Um ensaio controverso do cardeal Robert McElroy não surgiu do nada. O contexto teológico ilumina a visão do cardeal.
O cardeal Robert McElroy fala durante uma reunião online de 2020 da conferência dos bispos dos EUA. |
Por Larry Chapp
Um ensaio do cardeal Robert McElroy na semana passada na revista America levantou mais do que um pouco de poeira eclesial, com críticos dizendo que o cardeal apresenta uma visão para a Igreja que envolve uma revisão teológica radical de noções de longa data de teologia moral, disciplina eucarística e a sacramento das ordens.
Mas o ensaio não surgiu no vácuo. Embora McElroy tenha aumentado o volume de algumas discordâncias teológicas, o conflito não é nada novo - especialmente em duas questões críticas: uma abordagem muito mais ampla da recepção eucarística e a questão da indefectibilidade da Igreja no ensino magisterial.
Para entender McElroy - e a direção que seu trabalho pode tomar em breve - parece útil entender a história intelectual e os movimentos por trás do ensaio.
O ensaio de McElroy pede um conceito de disciplina eucarística enraizado em uma abordagem radicalmente inclusiva para todos os batizados, independentemente de seu status ou estado espiritual ao longo da busca da santidade.
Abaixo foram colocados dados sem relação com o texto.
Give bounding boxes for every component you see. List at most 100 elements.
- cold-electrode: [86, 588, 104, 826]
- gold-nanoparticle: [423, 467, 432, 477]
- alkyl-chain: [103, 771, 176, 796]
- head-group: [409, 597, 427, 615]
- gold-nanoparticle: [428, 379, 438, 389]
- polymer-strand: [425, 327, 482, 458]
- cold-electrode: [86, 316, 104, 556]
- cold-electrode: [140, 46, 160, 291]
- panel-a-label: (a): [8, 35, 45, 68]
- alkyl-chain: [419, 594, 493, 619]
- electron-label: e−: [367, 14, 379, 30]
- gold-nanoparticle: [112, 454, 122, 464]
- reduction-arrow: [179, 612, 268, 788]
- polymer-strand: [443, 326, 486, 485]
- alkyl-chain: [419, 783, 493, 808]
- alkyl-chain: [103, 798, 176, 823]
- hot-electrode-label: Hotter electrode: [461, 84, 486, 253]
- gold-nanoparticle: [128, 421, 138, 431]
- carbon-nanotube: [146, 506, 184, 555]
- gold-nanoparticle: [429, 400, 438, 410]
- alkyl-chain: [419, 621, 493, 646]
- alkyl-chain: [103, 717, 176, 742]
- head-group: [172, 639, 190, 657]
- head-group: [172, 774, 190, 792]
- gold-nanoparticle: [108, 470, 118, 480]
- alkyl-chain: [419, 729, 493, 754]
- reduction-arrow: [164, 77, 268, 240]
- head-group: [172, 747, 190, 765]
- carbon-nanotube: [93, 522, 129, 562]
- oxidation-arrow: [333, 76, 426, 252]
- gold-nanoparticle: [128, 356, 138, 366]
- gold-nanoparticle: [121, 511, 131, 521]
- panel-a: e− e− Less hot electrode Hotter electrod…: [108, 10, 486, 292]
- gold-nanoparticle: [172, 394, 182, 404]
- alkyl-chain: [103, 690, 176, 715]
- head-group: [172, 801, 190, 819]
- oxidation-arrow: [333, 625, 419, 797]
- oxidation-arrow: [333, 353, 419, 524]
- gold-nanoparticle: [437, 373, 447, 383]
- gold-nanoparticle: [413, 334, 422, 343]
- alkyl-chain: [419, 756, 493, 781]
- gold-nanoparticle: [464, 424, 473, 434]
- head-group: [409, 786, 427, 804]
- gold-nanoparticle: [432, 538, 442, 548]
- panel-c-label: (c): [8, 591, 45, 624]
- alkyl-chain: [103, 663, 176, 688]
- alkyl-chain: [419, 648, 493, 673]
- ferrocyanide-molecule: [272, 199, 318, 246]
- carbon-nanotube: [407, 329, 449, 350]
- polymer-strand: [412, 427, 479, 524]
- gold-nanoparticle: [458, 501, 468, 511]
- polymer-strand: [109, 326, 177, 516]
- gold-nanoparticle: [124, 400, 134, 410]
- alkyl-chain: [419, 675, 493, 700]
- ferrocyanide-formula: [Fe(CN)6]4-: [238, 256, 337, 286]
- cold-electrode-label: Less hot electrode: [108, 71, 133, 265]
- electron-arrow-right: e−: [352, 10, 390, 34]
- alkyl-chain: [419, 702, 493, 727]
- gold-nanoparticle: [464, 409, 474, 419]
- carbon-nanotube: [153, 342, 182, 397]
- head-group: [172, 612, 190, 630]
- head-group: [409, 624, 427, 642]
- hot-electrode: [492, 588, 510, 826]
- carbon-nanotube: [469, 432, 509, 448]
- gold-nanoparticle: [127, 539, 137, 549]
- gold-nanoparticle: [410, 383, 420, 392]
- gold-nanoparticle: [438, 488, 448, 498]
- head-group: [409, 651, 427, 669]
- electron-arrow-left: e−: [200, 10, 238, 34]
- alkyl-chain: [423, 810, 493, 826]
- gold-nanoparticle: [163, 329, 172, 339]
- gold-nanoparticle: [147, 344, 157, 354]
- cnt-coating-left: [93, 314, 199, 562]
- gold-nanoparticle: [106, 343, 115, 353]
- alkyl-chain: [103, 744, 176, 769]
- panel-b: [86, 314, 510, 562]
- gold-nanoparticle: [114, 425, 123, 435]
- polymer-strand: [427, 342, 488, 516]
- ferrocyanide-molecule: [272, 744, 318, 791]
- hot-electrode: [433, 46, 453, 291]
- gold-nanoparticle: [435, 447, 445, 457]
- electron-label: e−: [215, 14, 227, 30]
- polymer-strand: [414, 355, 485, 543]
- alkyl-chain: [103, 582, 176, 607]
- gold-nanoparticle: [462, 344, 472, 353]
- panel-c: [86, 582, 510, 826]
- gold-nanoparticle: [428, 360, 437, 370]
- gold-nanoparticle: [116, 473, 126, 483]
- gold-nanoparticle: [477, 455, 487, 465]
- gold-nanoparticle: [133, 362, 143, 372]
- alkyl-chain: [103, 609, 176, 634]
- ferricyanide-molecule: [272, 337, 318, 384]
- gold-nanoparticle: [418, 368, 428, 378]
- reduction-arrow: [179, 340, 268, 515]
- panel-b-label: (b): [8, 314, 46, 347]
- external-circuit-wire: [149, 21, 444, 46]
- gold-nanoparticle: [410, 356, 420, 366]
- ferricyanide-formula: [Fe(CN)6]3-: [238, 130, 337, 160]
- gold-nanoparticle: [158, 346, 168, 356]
O cardeal cita três fundamentos teológicos para essa visão:
Primeiro, ele cita explicitamente o Papa Francisco e seu apelo para que a Igreja seja um hospital de campanha para os pecadores. O papa também afirmou que a Eucaristia não é um prêmio para os perfeitos, mas um remédio para os enfermos.
Em segundo lugar, McElroy cita o papel central desempenhado pela consciência moral - e embora ele não o mencione especificamente, tornou-se comum entre aqueles que compartilham dessa visão fazer referência ao ensino do cardeal John Henry Newman sobre a primazia da consciência. E McElroy parece estar nesse campo também.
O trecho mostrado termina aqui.